In a memo to all 32 teams Thursday, the National Football League announced that games canceled due to a team's COVID issues will not be rescheduled and treated as forfeits.
Organizations that cause cancelations in 2021 will be responsible for resulting financial losses and could also face discipline from NFL commissioner Roger Goodell, as reported by Sports Illustrated.
The announcement came days after Southeastern Conference commissioner Greg Sankey alerted SEC member schools that football games would not be rescheduled this season due to COVID outbreaks.
COVID-19 resulted in a postponements during the 2020 NFL season, though all teams played the entire 16-game schedule.

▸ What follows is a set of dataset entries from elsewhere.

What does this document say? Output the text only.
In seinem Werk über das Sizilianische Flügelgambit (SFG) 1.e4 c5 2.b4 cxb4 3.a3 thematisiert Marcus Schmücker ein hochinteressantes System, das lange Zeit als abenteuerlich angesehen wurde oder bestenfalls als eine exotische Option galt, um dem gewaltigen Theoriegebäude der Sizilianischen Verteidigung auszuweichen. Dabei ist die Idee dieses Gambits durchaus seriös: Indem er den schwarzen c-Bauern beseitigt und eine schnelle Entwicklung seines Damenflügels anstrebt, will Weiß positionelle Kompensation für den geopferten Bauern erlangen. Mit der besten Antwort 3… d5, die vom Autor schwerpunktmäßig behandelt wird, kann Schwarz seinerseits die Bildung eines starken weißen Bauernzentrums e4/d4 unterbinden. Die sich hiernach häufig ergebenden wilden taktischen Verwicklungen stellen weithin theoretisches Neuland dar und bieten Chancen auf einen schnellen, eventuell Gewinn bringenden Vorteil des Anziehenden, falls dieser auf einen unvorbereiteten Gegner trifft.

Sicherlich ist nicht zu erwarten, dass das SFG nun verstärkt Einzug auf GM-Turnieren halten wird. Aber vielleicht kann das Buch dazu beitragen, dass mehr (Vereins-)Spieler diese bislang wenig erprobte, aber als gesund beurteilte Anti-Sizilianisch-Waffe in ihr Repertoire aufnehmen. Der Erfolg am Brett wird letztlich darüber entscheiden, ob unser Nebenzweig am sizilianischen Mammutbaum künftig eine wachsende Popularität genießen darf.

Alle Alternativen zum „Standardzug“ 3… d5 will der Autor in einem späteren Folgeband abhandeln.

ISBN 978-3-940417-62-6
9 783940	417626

There were no postponements in the playoffs, and the Super Bowl was held Feb. 7 as scheduled, SI reported. The 2021 season is set to begin Thursday, Sept. 9.
The new policy brought immediate fallout, with unvaccinated Arizona Cardinals receiver DeAndre Hopkins questioning his NFL future in a now-deleted tweet. "Never thought I'd say this," Hopkins tweeted, "but being put in a position to hurt my team because I don't want to partake in the vaccine is making me question my future in the NFL."
Tampa Bay Buccaneers running back Leonard Fournette tweeted "Vaccine I can't do it..." and then deleted it shortly after, according to Yahoo!Sports.
Seattle Seahawks receiver Tyler Lockett has been vaccinated, but took issue with a policy the NFL and the NFL Players Association agreed on last year: if a game is cancelled due to a COVID outbreak, no players get paid. As reported by Liz Roscher of Yahoo!Sports, the NFL is carrying over that policy to this year, but making a slight change. Regardless of which team they're on, players on both teams won't get paid if a game is cancelled due to a COVID outbreak among or caused by unvaccinated players.
The NFL reports that 75 percent of players have been fully or partially vaccinated, and more than half of the NFL's 32 teams have vaccination rates above 80 percent.